What should the customer know about your pricing (e.g., discounts, fees)?
My fee is based of time spent with students. With nearly 30 years of knowledge, my job is to save you an enormous amount of time and give you immediate answers. Think of my service as your own personal "Google" of golf instruction - and you only get the top results.
What is your typical process for working with a new customer?
I don't rely on the typical cookie cutter lesson strategy. If I used the same scripted dialogue with every student then I'd be wasting their money and my time.
What education and/or training do you have that relates to your work?
I'm a sponge for new data and research. I enjoy spending the time to study new facets of the game and incorporating them into my Instruction. I love playing the role of the nerdy guy in class who has the answers to the tests who everyone cheats off of. That's all golf instruction really is, an instructor that is essentially just saving you the time from having to spend endless hours studying.
I believe the best golf instructors throughout history take the more challenging road and do their own homework. I don't see the point in sitting in a class to stay on top of some trendy method. Let alone PAY someone thousands of dollars for the right to slap another worthless "Level I" or "Level IV" next to my name.
How did you get started doing this type of work?
Being named after a legend, you could say I had my path laid out for me early on. My Father told me as a youngster "to succeed in your career, be the best at what you do". Since I was pretty good at the whole playing golf thing and I always had a passion to learn more about the game - Its the perfect line of work for me.
What types of customers have you worked with?

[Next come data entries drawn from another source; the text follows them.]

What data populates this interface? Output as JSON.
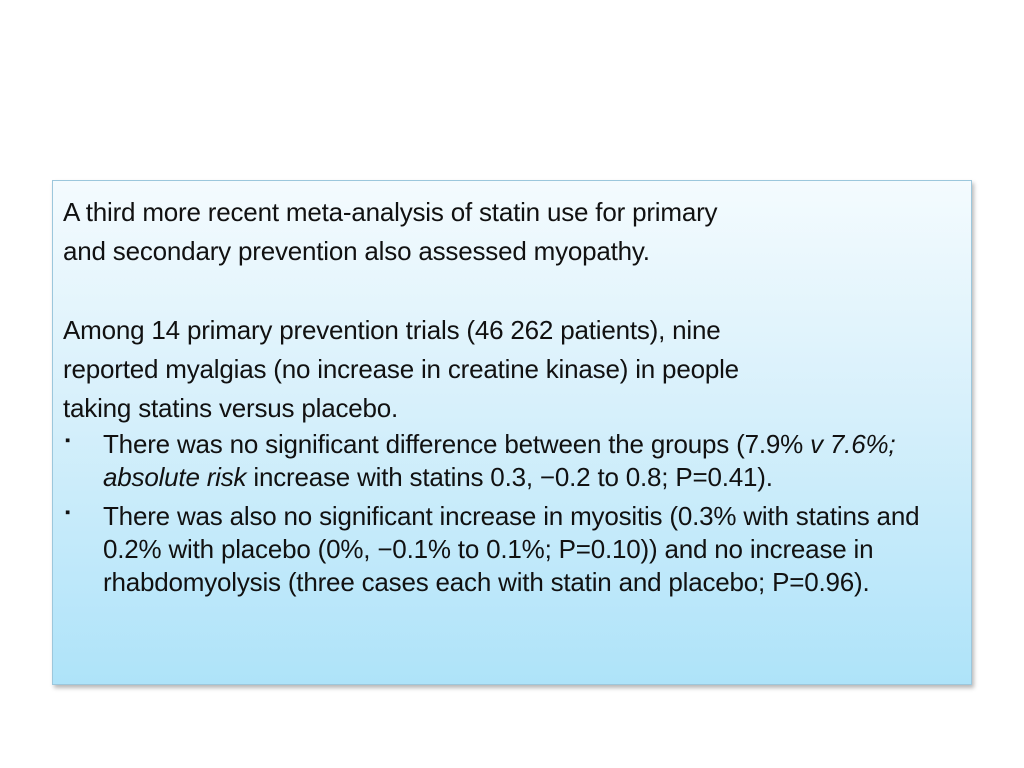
{
  "intro": {
    "line1": "A third more recent meta-analysis of statin use for primary",
    "line2": "and secondary prevention also assessed myopathy."
  },
  "primary": {
    "line1": "Among 14 primary prevention trials (46 262 patients), nine",
    "line2": "reported myalgias (no increase in creatine kinase) in people",
    "line3": "taking statins versus placebo."
  },
  "bullets": {
    "marker": "▪",
    "b1": {
      "part1": "There was no significant difference between the groups (7.9% ",
      "italic": "v 7.6%; absolute risk",
      "part2": " increase with statins 0.3, −0.2 to 0.8; P=0.41)."
    },
    "b2": {
      "text": "There was also no significant increase in myositis (0.3% with statins and 0.2% with placebo (0%, −0.1% to 0.1%; P=0.10)) and no increase in rhabdomyolysis (three cases each with statin and placebo; P=0.96)."
    }
  }
}
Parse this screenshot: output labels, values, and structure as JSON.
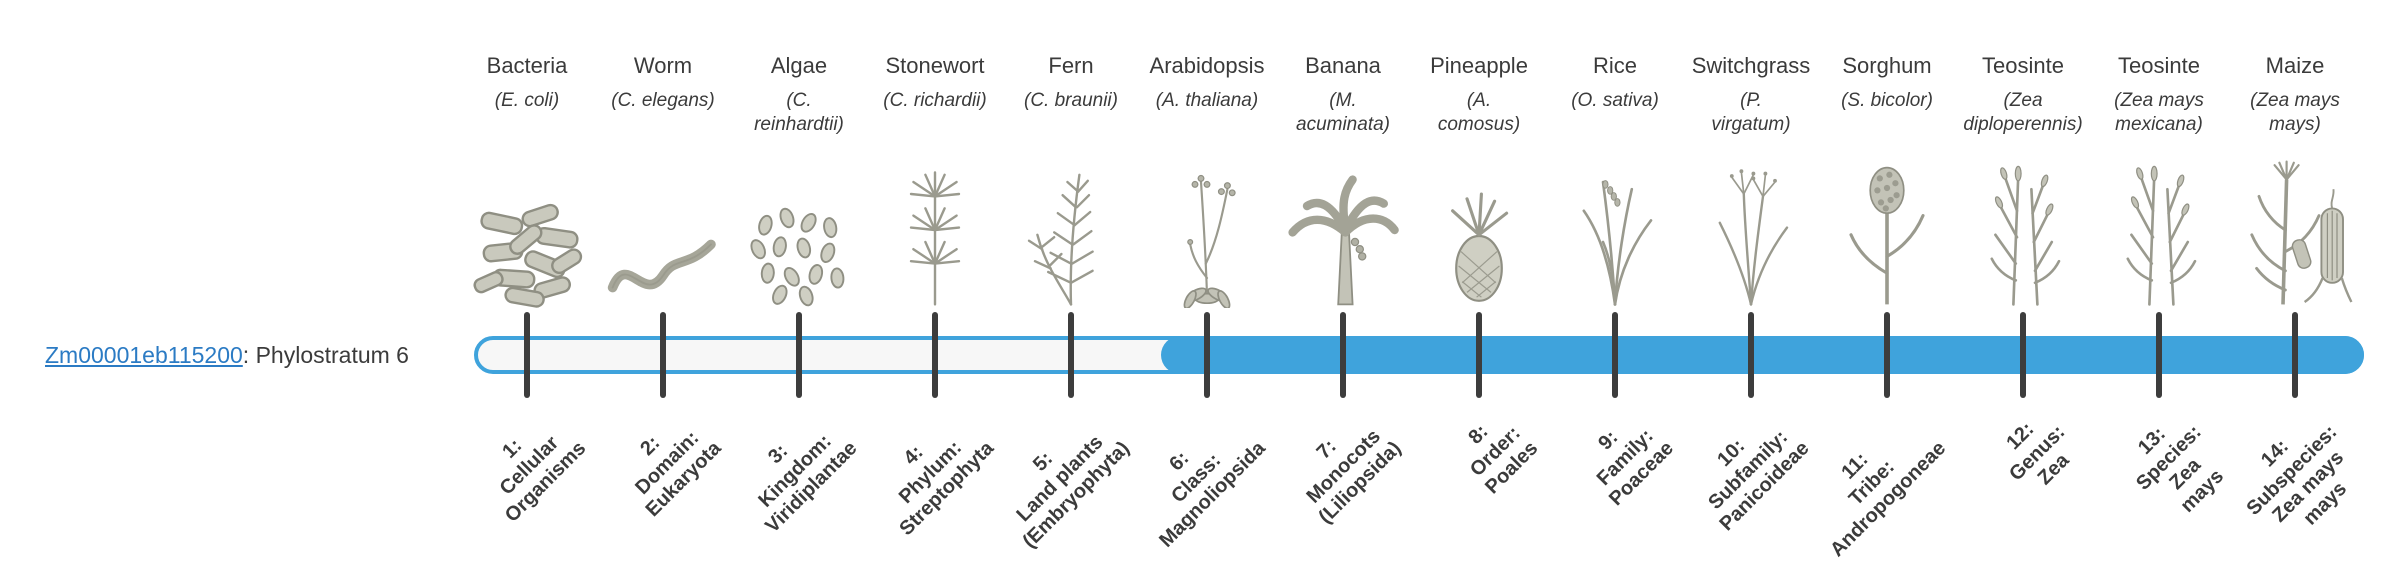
{
  "gene": {
    "id": "Zm00001eb115200",
    "suffix": ": Phylostratum 6",
    "current_phylostratum": 6
  },
  "bar": {
    "filled_from_stratum": 6,
    "total_strata": 14
  },
  "colors": {
    "bar_blue": "#3FA3DC",
    "track_bg": "#f7f7f7",
    "tick": "#3d3d3d",
    "text": "#3b3b3b",
    "link": "#2b7bc4",
    "illustration_gray": "#8f8f83"
  },
  "strata": [
    {
      "index": 1,
      "organism": "Bacteria",
      "scientific_lines": [
        "(E. coli)"
      ],
      "icon": "bacteria",
      "label_lines": [
        "1:",
        "Cellular",
        "Organisms"
      ]
    },
    {
      "index": 2,
      "organism": "Worm",
      "scientific_lines": [
        "(C. elegans)"
      ],
      "icon": "worm",
      "label_lines": [
        "2:",
        "Domain:",
        "Eukaryota"
      ]
    },
    {
      "index": 3,
      "organism": "Algae",
      "scientific_lines": [
        "(C.",
        "reinhardtii)"
      ],
      "icon": "algae",
      "label_lines": [
        "3:",
        "Kingdom:",
        "Viridiplantae"
      ]
    },
    {
      "index": 4,
      "organism": "Stonewort",
      "scientific_lines": [
        "(C. richardii)"
      ],
      "icon": "stonewort",
      "label_lines": [
        "4:",
        "Phylum:",
        "Streptophyta"
      ]
    },
    {
      "index": 5,
      "organism": "Fern",
      "scientific_lines": [
        "(C. braunii)"
      ],
      "icon": "fern",
      "label_lines": [
        "5:",
        "Land plants",
        "(Embryophyta)"
      ]
    },
    {
      "index": 6,
      "organism": "Arabidopsis",
      "scientific_lines": [
        "(A. thaliana)"
      ],
      "icon": "arabidopsis",
      "label_lines": [
        "6:",
        "Class:",
        "Magnoliopsida"
      ]
    },
    {
      "index": 7,
      "organism": "Banana",
      "scientific_lines": [
        "(M.",
        "acuminata)"
      ],
      "icon": "banana",
      "label_lines": [
        "7:",
        "Monocots",
        "(Liliopsida)"
      ]
    },
    {
      "index": 8,
      "organism": "Pineapple",
      "scientific_lines": [
        "(A.",
        "comosus)"
      ],
      "icon": "pineapple",
      "label_lines": [
        "8:",
        "Order:",
        "Poales"
      ]
    },
    {
      "index": 9,
      "organism": "Rice",
      "scientific_lines": [
        "(O. sativa)"
      ],
      "icon": "rice",
      "label_lines": [
        "9:",
        "Family:",
        "Poaceae"
      ]
    },
    {
      "index": 10,
      "organism": "Switchgrass",
      "scientific_lines": [
        "(P.",
        "virgatum)"
      ],
      "icon": "switchgrass",
      "label_lines": [
        "10:",
        "Subfamily:",
        "Panicoideae"
      ]
    },
    {
      "index": 11,
      "organism": "Sorghum",
      "scientific_lines": [
        "(S. bicolor)"
      ],
      "icon": "sorghum",
      "label_lines": [
        "11:",
        "Tribe:",
        "Andropogoneae"
      ]
    },
    {
      "index": 12,
      "organism": "Teosinte",
      "scientific_lines": [
        "(Zea",
        "diploperennis)"
      ],
      "icon": "teosinte",
      "label_lines": [
        "12:",
        "Genus:",
        "Zea"
      ]
    },
    {
      "index": 13,
      "organism": "Teosinte",
      "scientific_lines": [
        "(Zea mays",
        "mexicana)"
      ],
      "icon": "teosinte",
      "label_lines": [
        "13:",
        "Species:",
        "Zea",
        "mays"
      ]
    },
    {
      "index": 14,
      "organism": "Maize",
      "scientific_lines": [
        "(Zea mays",
        "mays)"
      ],
      "icon": "maize",
      "label_lines": [
        "14:",
        "Subspecies:",
        "Zea mays",
        "mays"
      ]
    }
  ]
}
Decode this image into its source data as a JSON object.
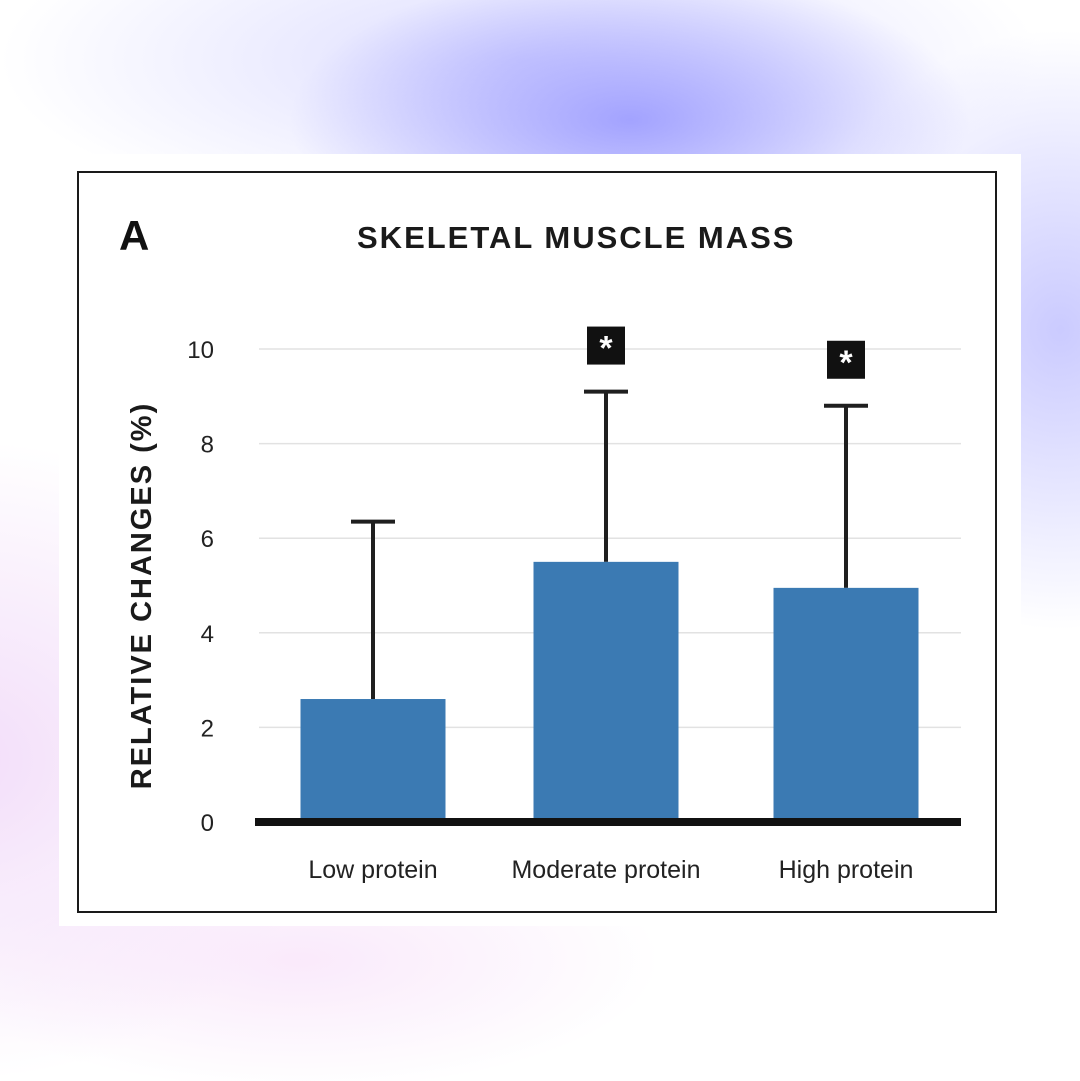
{
  "panel_label": "A",
  "chart_data": {
    "type": "bar",
    "title": "SKELETAL MUSCLE MASS",
    "xlabel": "",
    "ylabel": "RELATIVE CHANGES (%)",
    "categories": [
      "Low protein",
      "Moderate protein",
      "High protein"
    ],
    "values": [
      2.6,
      5.5,
      4.95
    ],
    "error_upper": [
      6.35,
      9.1,
      8.8
    ],
    "significance": [
      "",
      "*",
      "*"
    ],
    "ylim": [
      0,
      10
    ],
    "yticks": [
      0,
      2,
      4,
      6,
      8,
      10
    ],
    "grid": true,
    "bar_color": "#3b7ab3"
  }
}
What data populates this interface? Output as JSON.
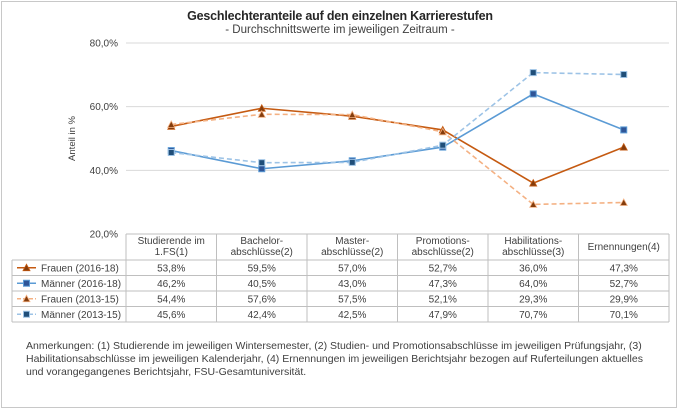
{
  "chart_data": {
    "type": "line",
    "title": "Geschlechteranteile auf den einzelnen Karrierestufen",
    "subtitle": "- Durchschnittswerte im jeweiligen Zeitraum -",
    "ylabel": "Anteil in %",
    "ylim": [
      20,
      80
    ],
    "ytick_labels": [
      "80,0%",
      "60,0%",
      "40,0%",
      "20,0%"
    ],
    "yticks": [
      80,
      60,
      40,
      20
    ],
    "categories": [
      [
        "Studierende im",
        "1.FS(1)"
      ],
      [
        "Bachelor-",
        "abschlüsse(2)"
      ],
      [
        "Master-",
        "abschlüsse(2)"
      ],
      [
        "Promotions-",
        "abschlüsse(2)"
      ],
      [
        "Habilitations-",
        "abschlüsse(3)"
      ],
      [
        "Ernennungen(4)"
      ]
    ],
    "series": [
      {
        "name": "Frauen (2016-18)",
        "color": "#c55a11",
        "dashed": false,
        "marker": "triangle",
        "values": [
          53.8,
          59.5,
          57.0,
          52.7,
          36.0,
          47.3
        ],
        "labels": [
          "53,8%",
          "59,5%",
          "57,0%",
          "52,7%",
          "36,0%",
          "47,3%"
        ]
      },
      {
        "name": "Männer (2016-18)",
        "color": "#5b9bd5",
        "dashed": false,
        "marker": "square",
        "values": [
          46.2,
          40.5,
          43.0,
          47.3,
          64.0,
          52.7
        ],
        "labels": [
          "46,2%",
          "40,5%",
          "43,0%",
          "47,3%",
          "64,0%",
          "52,7%"
        ]
      },
      {
        "name": "Frauen (2013-15)",
        "color": "#f4b183",
        "dashed": true,
        "marker": "triangle",
        "values": [
          54.4,
          57.6,
          57.5,
          52.1,
          29.3,
          29.9
        ],
        "labels": [
          "54,4%",
          "57,6%",
          "57,5%",
          "52,1%",
          "29,3%",
          "29,9%"
        ]
      },
      {
        "name": "Männer (2013-15)",
        "color": "#9dc3e6",
        "dashed": true,
        "marker": "square",
        "values": [
          45.6,
          42.4,
          42.5,
          47.9,
          70.7,
          70.1
        ],
        "labels": [
          "45,6%",
          "42,4%",
          "42,5%",
          "47,9%",
          "70,7%",
          "70,1%"
        ]
      }
    ],
    "grid": true,
    "legend_placement": "data-table"
  },
  "note": "Anmerkungen: (1) Studierende im jeweiligen Wintersemester, (2) Studien- und Promotionsabschlüsse im jeweiligen Prüfungsjahr, (3) Habilitationsabschlüsse im jeweiligen Kalenderjahr, (4) Ernennungen im jeweiligen Berichtsjahr bezogen auf Ruferteilungen aktuelles und vorangegangenes Berichtsjahr, FSU-Gesamtuniversität."
}
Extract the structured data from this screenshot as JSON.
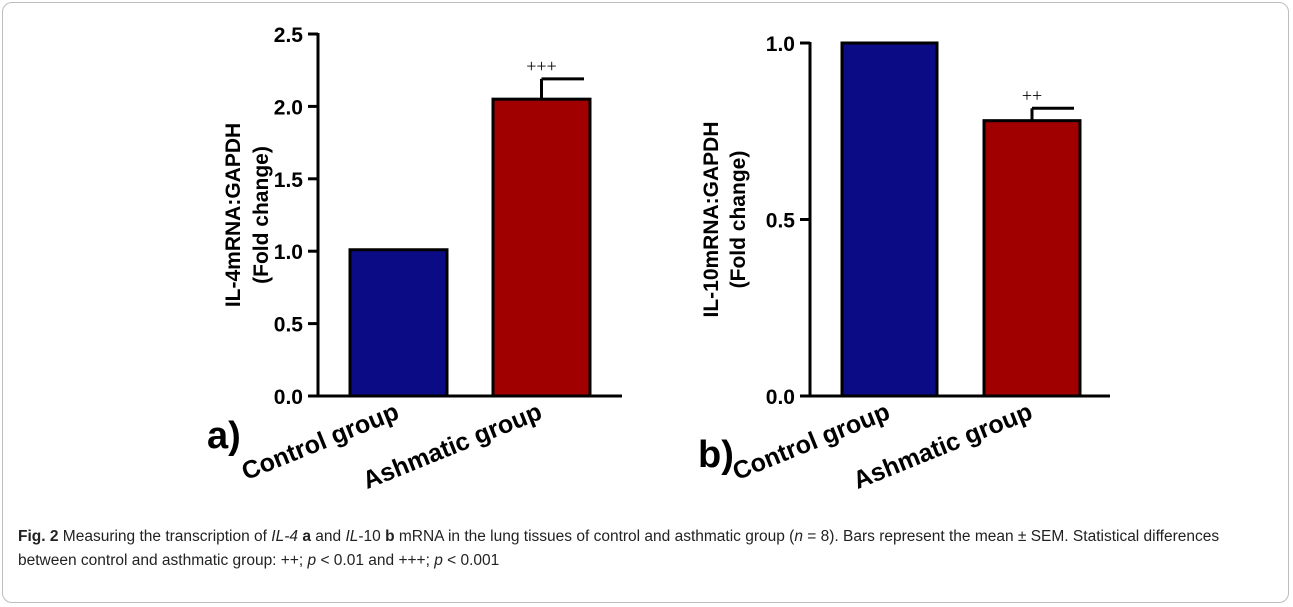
{
  "chart_data": [
    {
      "type": "bar",
      "panel_label": "a)",
      "ylabel_line1": "IL-4mRNA:GAPDH",
      "ylabel_line2": "(Fold change)",
      "categories": [
        "Control group",
        "Ashmatic group"
      ],
      "values": [
        1.01,
        2.05
      ],
      "errors": [
        0,
        0.14
      ],
      "significance": [
        "",
        "+++"
      ],
      "bar_colors": [
        "#0b0b86",
        "#a00000"
      ],
      "ylim": [
        0,
        2.5
      ],
      "yticks": [
        0.0,
        0.5,
        1.0,
        1.5,
        2.0,
        2.5
      ],
      "ytick_labels": [
        "0.0",
        "0.5",
        "1.0",
        "1.5",
        "2.0",
        "2.5"
      ]
    },
    {
      "type": "bar",
      "panel_label": "b)",
      "ylabel_line1": "IL-10mRNA:GAPDH",
      "ylabel_line2": "(Fold change)",
      "categories": [
        "Control group",
        "Ashmatic group"
      ],
      "values": [
        1.0,
        0.78
      ],
      "errors": [
        0,
        0.035
      ],
      "significance": [
        "",
        "++"
      ],
      "bar_colors": [
        "#0b0b86",
        "#a00000"
      ],
      "ylim": [
        0,
        1.0
      ],
      "yticks": [
        0.0,
        0.5,
        1.0
      ],
      "ytick_labels": [
        "0.0",
        "0.5",
        "1.0"
      ]
    }
  ],
  "caption": {
    "fig_label": "Fig. 2",
    "t1": " Measuring the transcription of ",
    "gene1": "IL-4",
    "t2": " ",
    "a": "a",
    "t3": " and ",
    "gene2a": "IL",
    "t4": "-10 ",
    "b": "b",
    "t5": " mRNA in the lung tissues of control and asthmatic group (",
    "n_var": "n",
    "t6": " = 8). Bars represent the mean ± SEM. Statistical differences between control and asthmatic group: ++; ",
    "p1": "p",
    "t7": " < 0.01 and +++; ",
    "p2": "p",
    "t8": " < 0.001"
  }
}
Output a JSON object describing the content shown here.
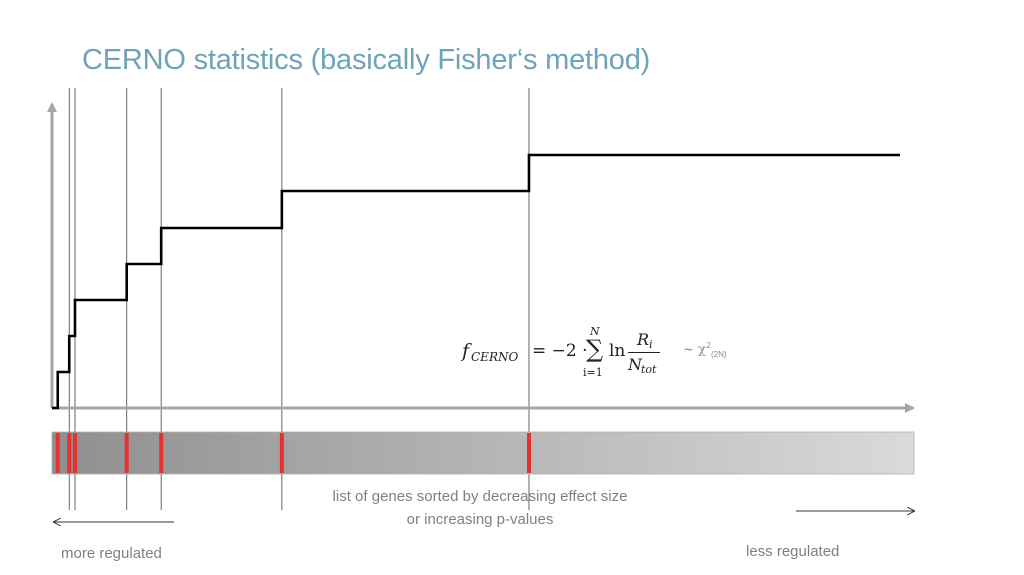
{
  "title": "CERNO statistics (basically Fisher‘s method)",
  "caption": {
    "line1": "list of genes sorted by decreasing effect size",
    "line2": "or increasing p-values"
  },
  "left_label": "more regulated",
  "right_label": "less regulated",
  "formula": {
    "lhs": "f",
    "lhs_sub": "CERNO",
    "equals": "= −2 ·",
    "sum": "∑",
    "sum_top": "N",
    "sum_bottom": "i=1",
    "ln": "ln",
    "numerator": "R",
    "numerator_sub": "i",
    "denominator": "N",
    "denominator_sub": "tot",
    "distribution": "~ χ",
    "distribution_sup": "2",
    "distribution_sub": "(2N)"
  },
  "colors": {
    "title": "#6fa3b8",
    "step_curve": "#000000",
    "axis": "#a6a6a6",
    "gene_mark": "#e8312f",
    "bar_dark": "#8f8f8f",
    "bar_light": "#dadada"
  },
  "gene_hit_ranks": [
    1,
    3,
    4,
    13,
    19,
    40,
    83
  ],
  "total_genes": 150
}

Ben Hogan once said "Golf is not a game of good shots, its a game of bad shots". What Mr. Hogan meant by this is simple. The game of golf is best played by minimizing the amount of bad shots hit during a round & minimizing the distance they are hit off target. This principle is the core of my teaching philosophies.
A typical full swing/short game lesson:
*A quick discussion of what the student would like to improve on and their physical limitations.
*An equipment check as the student warms up.
*Watch the student hit balls at given targets as if they were playing on the course.
*Explain their swing type and how to improve what they have.
*Give demonstrations/drills and insure the student fully understands what to work on.
*Observe the student as they practice and reinforce the proper movements.
*Allow the student to give & receive feedback on what they will practice.
*Answer any questions and schedule the following lesson.
For most of my students, improving their bad shots does not include a swing overhaul. The majority of golfers do not have the time it takes to grove a "textbook" swing, but with proper instruction and quality practice, realistic goals can be reached.
Describe a recent project you are fond of. How long did it take?
Took a student who suffered years of chronic "shanking" and changed the way he thought about striking a golf ball. 1 hour later he went from "sir shanks a lot" to "sir solid a lot"
What advice would you give a customer looking to hire a provider in your area of work?
When searching for a golf Instructor, look for the following:
-Can provide multiple solutions to fix a swing fault.
-A strong playing resume
-Utilizes High Speed Video Or launch monitor (no, not just iPads)
-Has a website with instruction material
AVOID the following "Instructors":
-Anyone who claims to know Mr. Hogan's secret and exploits it to sell golf instruction. Opinions are one thing, but selling Hogan's secret to sell books, lessons, (etc.) shows a major lack of class (ex. the "ONE PLACE GOLF SWING" )
-STAY AWAY FROM instructors that push the same swing method on everyone. (Example- Natural Golf or the One Plane Swing)
-Those who market their instruction with sucker terms such as "Magic move", "weird trick", "guaranteed",
-Highly Discounted lessons (you get what you pay for)
-Head Professionals and their assistants (they work too many long hours to have the time to stay on top of your game and their teaching skills)
-Instructors who "do as I say not as I do, I'm a Pro". If they have never hit a ball like a pro then they are not.
-These are generalizations and there are always a few exceptions.
What questions should customers think through before talking to professionals about their project?
I don't work a typical 50 hour work week. I spend many long hours a day teaching and learning, but I love what I do and I'm pretty darn good at it. Although I would love to, I actually don't play and practice everyday. Most of my students play more rounds of golf than I do.